Professor Stephan Lewandowsky is a cognitive scientist at the University of Bristol whose main interest is in the pressure points between the architecture of online information technologies and human cognition, and the consequences for democracy that arise from those pressure points.
His research examines the consequences of the clash between social media architectures and human cognition, for example by researching countermeasures to the persistence of misinformation and spread of “fake news” in society, including conspiracy theories, and how platform algorithms may contribute to the prevalence of misinformation. He is also interested in the variables that determine whether or not people accept scientific evidence, for example surrounding vaccinations or climate science. He has published hundreds of scholarly articles, chapters, and books, with more than 200 peer-reviewed articles alone since 2000. His research regularly appears in journals such as Nature Human Behaviour, Nature Communications, and Psychological Review. (See www.lewan.uk for a complete list of scientific publications.)
Talk Title: Honest liars and the threat to democracy
Andreas Vlachos is a professor of Natural Language Processing and Machine Learning at the Department of Computer Science and Technology at the University of Cambridge and a Dinesh Dhamija fellow of Fitzwilliam College.
His current projects include dialogue modelling, automated fact checking and imitation learning. Andreas has also worked on semantic parsing, natural language generation and summarization, language modelling, information extraction, active learning, clustering and biomedical text mining. His research team is supported by grants from ERC, EPSRC, ESRC, Facebook, Amazon, Google, Huawei, the Alan Turing Institute and the Isaac Newton Trust.
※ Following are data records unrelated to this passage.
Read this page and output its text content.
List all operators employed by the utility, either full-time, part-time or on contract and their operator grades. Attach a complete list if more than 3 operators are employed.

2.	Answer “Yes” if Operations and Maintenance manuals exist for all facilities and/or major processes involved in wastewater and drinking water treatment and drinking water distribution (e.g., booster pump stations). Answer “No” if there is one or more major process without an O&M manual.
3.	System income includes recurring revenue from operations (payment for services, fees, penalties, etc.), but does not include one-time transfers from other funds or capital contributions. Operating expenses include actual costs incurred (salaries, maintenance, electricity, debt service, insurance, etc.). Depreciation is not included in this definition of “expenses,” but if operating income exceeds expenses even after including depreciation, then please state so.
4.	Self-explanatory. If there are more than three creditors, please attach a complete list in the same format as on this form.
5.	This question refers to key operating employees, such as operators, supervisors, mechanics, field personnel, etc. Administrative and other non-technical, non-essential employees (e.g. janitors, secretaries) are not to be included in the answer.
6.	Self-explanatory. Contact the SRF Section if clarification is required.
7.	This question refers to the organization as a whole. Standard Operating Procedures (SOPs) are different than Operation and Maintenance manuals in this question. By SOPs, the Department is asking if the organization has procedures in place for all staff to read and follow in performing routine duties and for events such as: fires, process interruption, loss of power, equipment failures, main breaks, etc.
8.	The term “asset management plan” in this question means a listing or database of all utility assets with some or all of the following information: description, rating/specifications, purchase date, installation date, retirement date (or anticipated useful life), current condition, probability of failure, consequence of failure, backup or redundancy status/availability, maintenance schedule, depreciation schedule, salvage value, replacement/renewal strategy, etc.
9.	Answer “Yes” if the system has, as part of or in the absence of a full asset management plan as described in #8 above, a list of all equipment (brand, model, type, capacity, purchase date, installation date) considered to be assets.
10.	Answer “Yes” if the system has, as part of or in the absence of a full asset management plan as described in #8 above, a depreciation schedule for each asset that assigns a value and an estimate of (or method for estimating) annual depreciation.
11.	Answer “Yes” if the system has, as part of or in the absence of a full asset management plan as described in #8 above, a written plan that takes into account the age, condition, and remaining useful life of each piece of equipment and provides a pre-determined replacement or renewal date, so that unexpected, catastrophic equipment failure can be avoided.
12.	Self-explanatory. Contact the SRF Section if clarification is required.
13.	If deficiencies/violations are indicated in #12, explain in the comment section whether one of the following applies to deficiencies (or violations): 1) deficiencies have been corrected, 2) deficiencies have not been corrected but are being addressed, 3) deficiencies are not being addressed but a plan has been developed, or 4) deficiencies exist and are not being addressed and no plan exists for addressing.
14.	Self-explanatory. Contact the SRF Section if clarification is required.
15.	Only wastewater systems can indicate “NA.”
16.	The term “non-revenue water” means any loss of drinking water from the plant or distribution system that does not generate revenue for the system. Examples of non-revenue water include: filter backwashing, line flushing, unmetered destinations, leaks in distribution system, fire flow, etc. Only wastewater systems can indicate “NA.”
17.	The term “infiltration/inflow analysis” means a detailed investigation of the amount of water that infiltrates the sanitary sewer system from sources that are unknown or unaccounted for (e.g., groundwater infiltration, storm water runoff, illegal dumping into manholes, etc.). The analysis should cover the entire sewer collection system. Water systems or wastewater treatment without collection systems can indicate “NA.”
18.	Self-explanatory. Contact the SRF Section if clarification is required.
Talk Title: Fact-checking as a conversation
Abstract: Misinformation is considered one of the major challenges of our times resulting in numerous efforts against it. Fact-checking, the task of assessing whether a claim is true or false, is considered a key in reducing its impact. In the first part of this talk I will present our recent and ongoing work on automating this task using natural language processing, moving beyond simply classifying claims as true or false in the following aspects: incorporating tabular information, neurosymbolic inference, and using a search engine as a source of evidence. In the second part of this talk, I will present an alternative approach to combatting misinformation via dialogue agents, and present results on how internet users engage in constructive disagreements and problem-solving deliberation.
Isabelle Augenstein is a Professor at the University of Copenhagen, Department of Computer Science, where she heads the Copenhagen Natural Language Understanding research group as well as the Natural Language Processing section.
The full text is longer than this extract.